Sulz
Die Gefahr der Ladenschliessung ist nicht vom Tisch

Den Dorfladen-Betreibern weht ein harter Wind um die Uhren. Die Mobilität der Menschen auf der einen Seite, das stetig wachsende Angebot an Grossverteilern und Discountern auf der andern, hat das Kaufverhalten der Leute massiv verändern lassen.

Susanne Hörth
Drucken
Volg Sulz

Volg Sulz

AZ

Liegt dann ein Laden nah an der Grenze zum «günstigen» Deutschland, wird es besonders schwer. Das hat Monika Winter, Inhaberin des Sulzer Dorfladens gerade in den ersten Monaten dieses Jahres sehr deutlich zu spüren bekommen. Der tiefe Euro hat zu einer Einsatzbusse von gut 20 Prozent geführt.

Schwierige Jahre nach Investition

Wie weiter? Der Gedanke an eine Ladenschliessung setzte sich fest. «Wir haben dies auch der Gemeinde und der Bank mitgeteilt», so Monika Winter. Vor acht Jahren haben sie und ihr Mann in Sulz in ein neues Ladengebäude investiert. «Wer neu baut, muss diese Investition in den Folgejahren erst verdauen.
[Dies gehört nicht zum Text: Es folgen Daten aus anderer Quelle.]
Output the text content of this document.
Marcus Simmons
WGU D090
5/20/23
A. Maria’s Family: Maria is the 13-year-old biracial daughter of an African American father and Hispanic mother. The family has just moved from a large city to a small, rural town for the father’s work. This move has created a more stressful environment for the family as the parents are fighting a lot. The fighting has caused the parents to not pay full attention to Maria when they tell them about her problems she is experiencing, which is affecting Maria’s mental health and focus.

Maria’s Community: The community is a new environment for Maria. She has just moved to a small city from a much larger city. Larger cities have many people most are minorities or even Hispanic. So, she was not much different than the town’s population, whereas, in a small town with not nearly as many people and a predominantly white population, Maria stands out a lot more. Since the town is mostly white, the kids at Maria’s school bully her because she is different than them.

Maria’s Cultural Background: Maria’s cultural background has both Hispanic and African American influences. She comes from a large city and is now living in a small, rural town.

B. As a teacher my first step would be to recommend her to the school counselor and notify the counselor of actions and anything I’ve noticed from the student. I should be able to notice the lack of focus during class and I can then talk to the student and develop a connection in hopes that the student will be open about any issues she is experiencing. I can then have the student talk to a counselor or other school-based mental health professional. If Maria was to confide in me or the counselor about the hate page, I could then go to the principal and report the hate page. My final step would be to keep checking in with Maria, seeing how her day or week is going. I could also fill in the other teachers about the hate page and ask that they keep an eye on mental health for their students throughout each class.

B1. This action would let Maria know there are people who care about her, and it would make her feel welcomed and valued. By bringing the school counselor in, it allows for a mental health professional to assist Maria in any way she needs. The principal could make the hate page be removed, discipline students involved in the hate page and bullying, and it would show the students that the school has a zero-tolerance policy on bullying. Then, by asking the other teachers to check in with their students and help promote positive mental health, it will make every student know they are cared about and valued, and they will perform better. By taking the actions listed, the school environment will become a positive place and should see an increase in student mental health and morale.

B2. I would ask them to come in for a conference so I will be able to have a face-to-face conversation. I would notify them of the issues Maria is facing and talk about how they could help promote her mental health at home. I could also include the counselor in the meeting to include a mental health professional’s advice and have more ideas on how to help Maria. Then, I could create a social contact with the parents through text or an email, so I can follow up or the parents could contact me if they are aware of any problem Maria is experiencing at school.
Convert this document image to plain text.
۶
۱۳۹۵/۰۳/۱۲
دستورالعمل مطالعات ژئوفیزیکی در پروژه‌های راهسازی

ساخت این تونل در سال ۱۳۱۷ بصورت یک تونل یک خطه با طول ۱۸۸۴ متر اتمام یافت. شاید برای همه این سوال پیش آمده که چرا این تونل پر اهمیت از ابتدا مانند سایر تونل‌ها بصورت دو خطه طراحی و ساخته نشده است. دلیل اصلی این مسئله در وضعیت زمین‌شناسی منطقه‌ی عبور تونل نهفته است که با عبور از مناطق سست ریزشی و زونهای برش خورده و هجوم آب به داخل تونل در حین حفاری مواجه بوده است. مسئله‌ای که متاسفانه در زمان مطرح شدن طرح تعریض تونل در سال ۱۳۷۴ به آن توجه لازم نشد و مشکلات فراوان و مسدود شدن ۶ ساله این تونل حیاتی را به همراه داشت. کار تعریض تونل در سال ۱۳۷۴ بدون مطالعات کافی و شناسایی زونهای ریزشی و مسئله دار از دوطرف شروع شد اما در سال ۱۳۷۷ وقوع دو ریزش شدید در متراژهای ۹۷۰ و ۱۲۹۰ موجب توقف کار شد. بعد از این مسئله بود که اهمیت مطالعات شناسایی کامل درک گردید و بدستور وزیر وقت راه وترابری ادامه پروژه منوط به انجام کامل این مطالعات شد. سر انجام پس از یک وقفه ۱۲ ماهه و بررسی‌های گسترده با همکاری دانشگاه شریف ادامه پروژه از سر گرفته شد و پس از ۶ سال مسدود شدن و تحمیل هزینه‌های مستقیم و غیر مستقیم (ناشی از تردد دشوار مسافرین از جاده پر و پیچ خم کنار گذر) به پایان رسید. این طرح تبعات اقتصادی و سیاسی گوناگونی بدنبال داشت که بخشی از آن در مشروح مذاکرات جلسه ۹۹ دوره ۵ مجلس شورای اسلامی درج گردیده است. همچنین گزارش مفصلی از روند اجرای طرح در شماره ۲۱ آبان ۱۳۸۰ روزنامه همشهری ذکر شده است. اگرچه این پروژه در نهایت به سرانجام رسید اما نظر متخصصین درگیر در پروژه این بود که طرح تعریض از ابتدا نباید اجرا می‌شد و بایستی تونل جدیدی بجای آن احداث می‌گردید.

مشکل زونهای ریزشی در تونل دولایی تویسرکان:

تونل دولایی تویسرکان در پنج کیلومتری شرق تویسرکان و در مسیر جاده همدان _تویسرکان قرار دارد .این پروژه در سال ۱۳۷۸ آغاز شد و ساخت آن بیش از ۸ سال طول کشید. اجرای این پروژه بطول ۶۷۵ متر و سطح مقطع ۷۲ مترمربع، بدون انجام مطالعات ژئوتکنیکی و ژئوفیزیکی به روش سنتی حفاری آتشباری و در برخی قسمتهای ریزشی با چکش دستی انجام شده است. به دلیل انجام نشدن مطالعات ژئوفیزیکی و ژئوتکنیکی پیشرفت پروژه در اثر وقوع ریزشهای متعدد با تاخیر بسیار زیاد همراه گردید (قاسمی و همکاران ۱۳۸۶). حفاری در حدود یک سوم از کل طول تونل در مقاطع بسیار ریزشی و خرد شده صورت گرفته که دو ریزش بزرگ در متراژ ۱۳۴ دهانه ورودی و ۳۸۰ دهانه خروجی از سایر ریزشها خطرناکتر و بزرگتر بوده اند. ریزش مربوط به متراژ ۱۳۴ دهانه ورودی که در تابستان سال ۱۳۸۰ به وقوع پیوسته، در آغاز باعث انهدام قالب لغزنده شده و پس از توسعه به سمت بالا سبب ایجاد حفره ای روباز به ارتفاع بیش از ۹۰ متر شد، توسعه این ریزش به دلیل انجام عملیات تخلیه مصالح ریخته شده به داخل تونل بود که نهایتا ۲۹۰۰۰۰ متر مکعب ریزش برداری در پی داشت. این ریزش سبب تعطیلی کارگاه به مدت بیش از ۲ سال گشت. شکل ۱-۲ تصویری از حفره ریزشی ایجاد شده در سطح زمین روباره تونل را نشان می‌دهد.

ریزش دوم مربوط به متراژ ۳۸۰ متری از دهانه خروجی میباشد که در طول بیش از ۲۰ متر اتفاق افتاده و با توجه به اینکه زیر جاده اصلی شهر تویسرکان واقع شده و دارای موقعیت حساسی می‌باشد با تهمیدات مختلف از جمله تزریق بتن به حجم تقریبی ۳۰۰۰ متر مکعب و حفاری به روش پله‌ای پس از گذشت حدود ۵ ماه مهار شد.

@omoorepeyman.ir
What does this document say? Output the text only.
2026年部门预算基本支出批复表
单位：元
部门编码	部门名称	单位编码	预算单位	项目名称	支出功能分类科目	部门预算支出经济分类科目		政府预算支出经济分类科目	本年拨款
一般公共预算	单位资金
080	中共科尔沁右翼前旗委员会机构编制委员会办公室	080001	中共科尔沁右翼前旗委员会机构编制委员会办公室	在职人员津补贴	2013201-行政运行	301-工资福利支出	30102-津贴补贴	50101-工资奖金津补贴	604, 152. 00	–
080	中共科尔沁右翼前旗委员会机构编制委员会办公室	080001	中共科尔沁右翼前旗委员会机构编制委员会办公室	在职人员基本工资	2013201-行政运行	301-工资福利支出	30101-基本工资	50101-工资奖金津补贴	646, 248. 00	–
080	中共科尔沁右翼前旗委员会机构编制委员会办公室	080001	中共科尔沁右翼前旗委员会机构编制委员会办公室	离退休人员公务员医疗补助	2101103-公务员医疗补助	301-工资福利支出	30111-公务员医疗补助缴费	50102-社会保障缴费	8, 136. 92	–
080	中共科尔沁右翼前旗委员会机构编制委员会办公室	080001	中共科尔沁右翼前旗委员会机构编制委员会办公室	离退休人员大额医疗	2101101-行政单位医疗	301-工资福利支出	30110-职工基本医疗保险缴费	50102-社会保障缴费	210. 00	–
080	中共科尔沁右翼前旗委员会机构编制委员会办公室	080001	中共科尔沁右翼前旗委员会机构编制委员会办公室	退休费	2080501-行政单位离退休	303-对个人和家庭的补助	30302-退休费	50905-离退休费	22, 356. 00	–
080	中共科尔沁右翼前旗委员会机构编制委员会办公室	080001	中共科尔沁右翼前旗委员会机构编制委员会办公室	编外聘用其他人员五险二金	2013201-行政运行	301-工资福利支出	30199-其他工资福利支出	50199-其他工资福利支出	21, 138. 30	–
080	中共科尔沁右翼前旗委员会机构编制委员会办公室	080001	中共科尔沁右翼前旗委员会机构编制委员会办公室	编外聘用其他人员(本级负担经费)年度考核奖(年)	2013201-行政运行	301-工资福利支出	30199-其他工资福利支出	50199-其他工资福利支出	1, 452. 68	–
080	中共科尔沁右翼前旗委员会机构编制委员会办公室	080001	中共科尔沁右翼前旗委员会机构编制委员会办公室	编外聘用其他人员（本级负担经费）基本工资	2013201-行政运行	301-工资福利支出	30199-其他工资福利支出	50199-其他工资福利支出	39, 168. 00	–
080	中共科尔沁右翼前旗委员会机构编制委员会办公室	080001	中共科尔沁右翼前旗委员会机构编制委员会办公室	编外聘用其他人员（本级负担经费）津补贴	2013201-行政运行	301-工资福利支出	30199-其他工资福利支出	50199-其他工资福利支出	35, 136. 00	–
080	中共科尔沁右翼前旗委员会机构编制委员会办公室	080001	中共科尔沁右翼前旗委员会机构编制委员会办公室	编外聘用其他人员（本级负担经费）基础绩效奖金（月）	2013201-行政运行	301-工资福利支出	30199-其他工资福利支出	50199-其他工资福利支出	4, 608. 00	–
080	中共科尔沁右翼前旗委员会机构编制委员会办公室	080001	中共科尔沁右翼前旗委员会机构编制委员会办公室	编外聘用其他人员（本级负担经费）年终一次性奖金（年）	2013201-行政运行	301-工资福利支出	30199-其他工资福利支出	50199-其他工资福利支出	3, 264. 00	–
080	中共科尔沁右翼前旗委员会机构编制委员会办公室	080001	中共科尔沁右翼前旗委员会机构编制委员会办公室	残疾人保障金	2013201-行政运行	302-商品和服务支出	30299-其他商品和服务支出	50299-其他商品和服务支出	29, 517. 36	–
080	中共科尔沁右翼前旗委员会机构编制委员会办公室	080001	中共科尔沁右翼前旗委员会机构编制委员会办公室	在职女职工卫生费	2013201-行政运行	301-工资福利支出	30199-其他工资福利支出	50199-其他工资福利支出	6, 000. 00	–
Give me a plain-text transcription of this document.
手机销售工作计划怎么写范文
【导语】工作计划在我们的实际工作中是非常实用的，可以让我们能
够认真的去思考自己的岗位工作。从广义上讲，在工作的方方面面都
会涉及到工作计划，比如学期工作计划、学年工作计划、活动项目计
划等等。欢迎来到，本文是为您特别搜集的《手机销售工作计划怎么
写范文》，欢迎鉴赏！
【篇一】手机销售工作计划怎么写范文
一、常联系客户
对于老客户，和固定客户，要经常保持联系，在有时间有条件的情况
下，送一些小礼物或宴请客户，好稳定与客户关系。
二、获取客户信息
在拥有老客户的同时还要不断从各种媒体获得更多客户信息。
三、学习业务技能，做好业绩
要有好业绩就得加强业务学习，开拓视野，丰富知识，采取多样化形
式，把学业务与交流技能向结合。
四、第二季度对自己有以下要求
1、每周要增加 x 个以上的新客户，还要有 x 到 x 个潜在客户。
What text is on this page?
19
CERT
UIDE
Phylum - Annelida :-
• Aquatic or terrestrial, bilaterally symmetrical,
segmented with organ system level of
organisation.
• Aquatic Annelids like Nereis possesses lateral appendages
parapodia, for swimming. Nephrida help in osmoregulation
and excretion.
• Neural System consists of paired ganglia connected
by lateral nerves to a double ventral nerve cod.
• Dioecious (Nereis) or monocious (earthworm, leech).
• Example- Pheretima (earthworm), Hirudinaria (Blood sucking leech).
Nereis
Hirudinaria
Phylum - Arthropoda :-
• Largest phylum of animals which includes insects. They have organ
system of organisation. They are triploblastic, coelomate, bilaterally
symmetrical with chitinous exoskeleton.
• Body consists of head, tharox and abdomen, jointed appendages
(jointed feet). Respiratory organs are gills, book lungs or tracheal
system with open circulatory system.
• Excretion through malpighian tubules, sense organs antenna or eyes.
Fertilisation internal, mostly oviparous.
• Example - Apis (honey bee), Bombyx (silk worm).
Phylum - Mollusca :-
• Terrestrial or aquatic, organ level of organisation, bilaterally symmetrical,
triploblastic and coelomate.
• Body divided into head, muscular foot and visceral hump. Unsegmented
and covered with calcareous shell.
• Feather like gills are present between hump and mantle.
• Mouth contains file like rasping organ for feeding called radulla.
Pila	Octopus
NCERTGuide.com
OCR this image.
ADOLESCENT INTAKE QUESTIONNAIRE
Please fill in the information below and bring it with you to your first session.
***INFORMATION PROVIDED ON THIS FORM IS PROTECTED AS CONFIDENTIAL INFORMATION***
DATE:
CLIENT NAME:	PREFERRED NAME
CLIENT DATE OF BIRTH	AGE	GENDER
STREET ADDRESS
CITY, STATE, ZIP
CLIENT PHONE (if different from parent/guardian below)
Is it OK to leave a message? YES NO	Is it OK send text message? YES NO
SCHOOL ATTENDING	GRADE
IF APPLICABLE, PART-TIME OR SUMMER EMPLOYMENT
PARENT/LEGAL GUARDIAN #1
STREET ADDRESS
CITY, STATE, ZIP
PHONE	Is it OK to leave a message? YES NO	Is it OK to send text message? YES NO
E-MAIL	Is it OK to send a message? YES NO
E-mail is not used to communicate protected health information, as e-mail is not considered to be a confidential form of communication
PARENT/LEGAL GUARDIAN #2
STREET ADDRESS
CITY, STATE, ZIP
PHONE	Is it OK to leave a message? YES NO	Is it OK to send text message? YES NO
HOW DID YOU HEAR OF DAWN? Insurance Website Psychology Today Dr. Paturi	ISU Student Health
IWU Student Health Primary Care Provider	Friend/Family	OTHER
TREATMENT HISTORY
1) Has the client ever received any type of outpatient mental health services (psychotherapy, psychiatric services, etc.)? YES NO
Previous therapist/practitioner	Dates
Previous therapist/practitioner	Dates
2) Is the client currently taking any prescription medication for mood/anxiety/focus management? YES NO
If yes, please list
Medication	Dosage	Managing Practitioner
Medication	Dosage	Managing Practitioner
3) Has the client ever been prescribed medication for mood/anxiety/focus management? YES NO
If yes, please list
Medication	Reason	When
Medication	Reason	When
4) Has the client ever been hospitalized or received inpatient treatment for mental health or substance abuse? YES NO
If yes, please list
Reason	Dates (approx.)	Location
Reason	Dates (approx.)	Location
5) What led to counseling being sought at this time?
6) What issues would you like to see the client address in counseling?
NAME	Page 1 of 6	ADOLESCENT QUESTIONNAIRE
Ein grosses finanzielles Polster anzulegen, liegt nicht drin», so die Geschäftsinhaberin, die täglich bis zwölf Stunden für ihren Laden im Einsatz steht. Auch dann, wenn die Türen für die Kunden noch längst nicht geöffnet, beziehungsweise bereits geschlossen sind.

Apell im Dorfladen einzukaufen

Eine Schliessung steht zurzeit aber noch nicht an. «Meine Mitarbeiterinnen haben reagiert. Mit einem Schreiben an die Sulzer Bevölkerung appelliert, doch vermehrt im Dorfladen einzukaufen. Damit würden sie für den Erhalt des Ladens, aber auch den der Arbeitsplätze sorgen», schmunzelt Monika Winter und freut sich, dass das Schreiben Wirkung gezeigt hat. Die Bevölkerung kaufte wieder vermehrt im eigenen Dorf ein. Auch wenn der Euro zwischendurch nochmals eine Talfahrt erlebte, war dank des sensibilisierten Einkaufsverhaltens der Sulzer der Verlust nicht mehr so gross wie in den Anfangsmonaten des Jahres.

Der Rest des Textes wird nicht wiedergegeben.